Patient QOD was determined using validated caregiver ratings of patients' physical and mental distress in their final week.
Chemotherapy use was not associated with patient survival controlling for clinical setting and patients' performance status. Among patients with good (ECOG score = 1) baseline performance status, chemotherapy use compared with nonuse was associated with worse QOD (odds ratio [OR], 0.35; 95% CI, 0.17-0.75; P = .01). Baseline chemotherapy use was not associated with QOD among patients with moderate (ECOG score = 2) baseline performance status (OR, 1.06; 95% CI, 0.51-2.21; P = .87) or poor (ECOG score = 3) baseline performance status (OR, 1.34; 95% CI, 0.46-3.89; P = .59).

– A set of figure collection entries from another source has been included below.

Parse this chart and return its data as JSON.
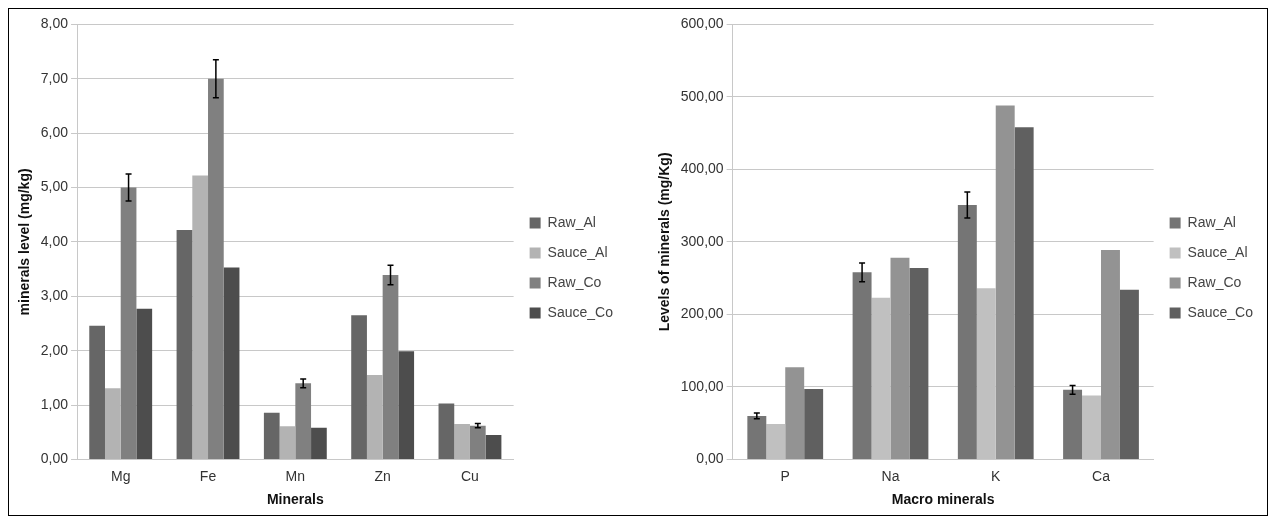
{
  "chart_data": [
    {
      "type": "bar",
      "xlabel": "Minerals",
      "ylabel": "minerals level (mg/kg)",
      "categories": [
        "Mg",
        "Fe",
        "Mn",
        "Zn",
        "Cu"
      ],
      "series": [
        {
          "name": "Raw_Al",
          "color": "#666666",
          "values": [
            2.46,
            4.22,
            0.86,
            2.65,
            1.03
          ]
        },
        {
          "name": "Sauce_Al",
          "color": "#b3b3b3",
          "values": [
            1.31,
            5.22,
            0.61,
            1.55,
            0.65
          ]
        },
        {
          "name": "Raw_Co",
          "color": "#808080",
          "values": [
            5.0,
            7.0,
            1.4,
            3.39,
            0.62
          ],
          "errors": [
            0.25,
            0.35,
            0.08,
            0.18,
            0.04
          ]
        },
        {
          "name": "Sauce_Co",
          "color": "#4d4d4d",
          "values": [
            2.77,
            3.53,
            0.58,
            1.99,
            0.45
          ]
        }
      ],
      "ylim": [
        0,
        8
      ],
      "yticks": [
        {
          "value": 0,
          "label": "0,00"
        },
        {
          "value": 1,
          "label": "1,00"
        },
        {
          "value": 2,
          "label": "2,00"
        },
        {
          "value": 3,
          "label": "3,00"
        },
        {
          "value": 4,
          "label": "4,00"
        },
        {
          "value": 5,
          "label": "5,00"
        },
        {
          "value": 6,
          "label": "6,00"
        },
        {
          "value": 7,
          "label": "7,00"
        },
        {
          "value": 8,
          "label": "8,00"
        }
      ],
      "grid": "y",
      "legend": "right"
    },
    {
      "type": "bar",
      "xlabel": "Macro minerals",
      "ylabel": "Levels of minerals (mg/Kg)",
      "categories": [
        "P",
        "Na",
        "K",
        "Ca"
      ],
      "series": [
        {
          "name": "Raw_Al",
          "color": "#757575",
          "values": [
            60,
            258,
            351,
            96
          ],
          "errors": [
            4,
            13,
            18,
            6
          ]
        },
        {
          "name": "Sauce_Al",
          "color": "#c0c0c0",
          "values": [
            49,
            223,
            236,
            88
          ]
        },
        {
          "name": "Raw_Co",
          "color": "#939393",
          "values": [
            127,
            278,
            488,
            289
          ]
        },
        {
          "name": "Sauce_Co",
          "color": "#606060",
          "values": [
            97,
            264,
            458,
            234
          ]
        }
      ],
      "ylim": [
        0,
        600
      ],
      "yticks": [
        {
          "value": 0,
          "label": "0,00"
        },
        {
          "value": 100,
          "label": "100,00"
        },
        {
          "value": 200,
          "label": "200,00"
        },
        {
          "value": 300,
          "label": "300,00"
        },
        {
          "value": 400,
          "label": "400,00"
        },
        {
          "value": 500,
          "label": "500,00"
        },
        {
          "value": 600,
          "label": "600,00"
        }
      ],
      "grid": "y",
      "legend": "right"
    }
  ]
}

Although palliative chemotherapy is used to improve QOL for patients with end-stage cancer, its use did not improve QOD for patients with moderate or poor performance status and worsened QOD for patients with good performance status. The QOD in patients with end-stage cancer is not improved, and can be harmed, by chemotherapy use near death, even in patients with good performance status.

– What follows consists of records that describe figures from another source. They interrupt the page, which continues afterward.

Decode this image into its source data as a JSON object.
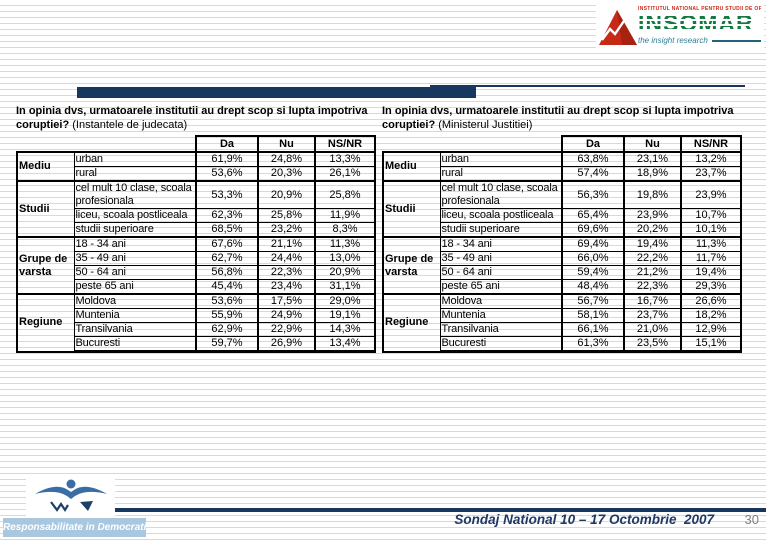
{
  "slide": {
    "footer_text": "Sondaj National 10 – 17 Octombrie  2007",
    "page_number": "30"
  },
  "logo_insomar": {
    "caption": "INSTITUTUL NATIONAL PENTRU STUDII DE OPINIE SI MARKETING",
    "name": "INSOMAR",
    "tagline": "the insight research"
  },
  "logo_footer": {
    "banner": "Responsabilitate in Democratie"
  },
  "colors": {
    "accent_navy": "#17375E",
    "stripe_gray": "#d9d9d9",
    "insomar_green": "#137A3F",
    "insomar_red": "#C62A16",
    "insomar_teal": "#2C7F9A",
    "banner_blue": "#a9c8e0",
    "footer_navy": "#1F3864",
    "page_gray": "#7f7f7f"
  },
  "tables": [
    {
      "title_bold": "In opinia dvs, urmatoarele institutii au drept scop si lupta impotriva coruptiei?",
      "title_normal": "(Instantele de judecata)",
      "columns": [
        "Da",
        "Nu",
        "NS/NR"
      ],
      "groups": [
        {
          "label": "Mediu",
          "rows": [
            {
              "category": "urban",
              "values": [
                "61,9%",
                "24,8%",
                "13,3%"
              ]
            },
            {
              "category": "rural",
              "values": [
                "53,6%",
                "20,3%",
                "26,1%"
              ]
            }
          ]
        },
        {
          "label": "Studii",
          "rows": [
            {
              "category": "cel mult 10 clase, scoala profesionala",
              "values": [
                "53,3%",
                "20,9%",
                "25,8%"
              ]
            },
            {
              "category": "liceu, scoala postliceala",
              "values": [
                "62,3%",
                "25,8%",
                "11,9%"
              ]
            },
            {
              "category": "studii superioare",
              "values": [
                "68,5%",
                "23,2%",
                "8,3%"
              ]
            }
          ]
        },
        {
          "label": "Grupe de varsta",
          "rows": [
            {
              "category": "18 - 34 ani",
              "values": [
                "67,6%",
                "21,1%",
                "11,3%"
              ]
            },
            {
              "category": "35 - 49 ani",
              "values": [
                "62,7%",
                "24,4%",
                "13,0%"
              ]
            },
            {
              "category": "50 - 64 ani",
              "values": [
                "56,8%",
                "22,3%",
                "20,9%"
              ]
            },
            {
              "category": "peste 65 ani",
              "values": [
                "45,4%",
                "23,4%",
                "31,1%"
              ]
            }
          ]
        },
        {
          "label": "Regiune",
          "rows": [
            {
              "category": "Moldova",
              "values": [
                "53,6%",
                "17,5%",
                "29,0%"
              ]
            },
            {
              "category": "Muntenia",
              "values": [
                "55,9%",
                "24,9%",
                "19,1%"
              ]
            },
            {
              "category": "Transilvania",
              "values": [
                "62,9%",
                "22,9%",
                "14,3%"
              ]
            },
            {
              "category": "Bucuresti",
              "values": [
                "59,7%",
                "26,9%",
                "13,4%"
              ]
            }
          ]
        }
      ]
    },
    {
      "title_bold": "In opinia dvs, urmatoarele institutii au drept scop si lupta impotriva coruptiei?",
      "title_normal": "(Ministerul Justitiei)",
      "columns": [
        "Da",
        "Nu",
        "NS/NR"
      ],
      "groups": [
        {
          "label": "Mediu",
          "rows": [
            {
              "category": "urban",
              "values": [
                "63,8%",
                "23,1%",
                "13,2%"
              ]
            },
            {
              "category": "rural",
              "values": [
                "57,4%",
                "18,9%",
                "23,7%"
              ]
            }
          ]
        },
        {
          "label": "Studii",
          "rows": [
            {
              "category": "cel mult 10 clase, scoala profesionala",
              "values": [
                "56,3%",
                "19,8%",
                "23,9%"
              ]
            },
            {
              "category": "liceu, scoala postliceala",
              "values": [
                "65,4%",
                "23,9%",
                "10,7%"
              ]
            },
            {
              "category": "studii superioare",
              "values": [
                "69,6%",
                "20,2%",
                "10,1%"
              ]
            }
          ]
        },
        {
          "label": "Grupe de varsta",
          "rows": [
            {
              "category": "18 - 34 ani",
              "values": [
                "69,4%",
                "19,4%",
                "11,3%"
              ]
            },
            {
              "category": "35 - 49 ani",
              "values": [
                "66,0%",
                "22,2%",
                "11,7%"
              ]
            },
            {
              "category": "50 - 64 ani",
              "values": [
                "59,4%",
                "21,2%",
                "19,4%"
              ]
            },
            {
              "category": "peste 65 ani",
              "values": [
                "48,4%",
                "22,3%",
                "29,3%"
              ]
            }
          ]
        },
        {
          "label": "Regiune",
          "rows": [
            {
              "category": "Moldova",
              "values": [
                "56,7%",
                "16,7%",
                "26,6%"
              ]
            },
            {
              "category": "Muntenia",
              "values": [
                "58,1%",
                "23,7%",
                "18,2%"
              ]
            },
            {
              "category": "Transilvania",
              "values": [
                "66,1%",
                "21,0%",
                "12,9%"
              ]
            },
            {
              "category": "Bucuresti",
              "values": [
                "61,3%",
                "23,5%",
                "15,1%"
              ]
            }
          ]
        }
      ]
    }
  ]
}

尽管许多终末期癌症患者接受化疗以提高生活质量(QOL),但在进展性转移性疾病中,化疗与 QOL 之间的关系尚未得到很好的研究。美国临床肿瘤学会指南建议仅对表现状态良好的实体瘤患者进行姑息化疗。
评估化疗使用与接近死亡时的生活质量(QOD)之间的关系,作为患者表现状态的函数。
设计、设置和参与者:这是一项多机构、纵向队列研究,纳入了 2002 年 9 月至 2008 年 2 月间招募的终末期癌症患者。在基线(死亡前中位数为 3.8 个月)时评估化疗使用(n=158[50.6%])和东部合作肿瘤学组(ECOG)表现状态,随后对至少接受 1 个化疗方案的 312 例进展性转移性癌症患者进行前瞻性随访,直至在美国的 6 家门诊肿瘤诊所死亡。
使用经过验证的护理人员对患者最后 1 周身体和精神痛苦的评分来确定患者的 QOD。
控制临床环境和患者表现状态后,化疗使用与患者生存无关。在基线表现状态良好(ECOG 评分为 1)的患者中,与不使用化疗相比,使用化疗与更差的 QOD 相关(比值比[OR],0.35;95%CI,0.17-0.75;P=0.01)。在基线 ECOG 评分为 2 的患者中,基线时使用化疗与 QOD 无关(OR,1.06;95%CI,0.51-2.21;P=0.87),或基线 ECOG 评分为 3 的患者(OR,1.34;95%CI,0.46-3.89;P=0.59)。
尽管姑息化疗用于提高终末期癌症患者的生活质量,但对于表现状态中等或较差的患者,其使用并未改善 QOD,对于表现状态良好的患者,反而会恶化 QOD。终末期癌症患者的 QOD 并没有因化疗的使用而得到改善,甚至在表现状态良好的患者中也会受到损害。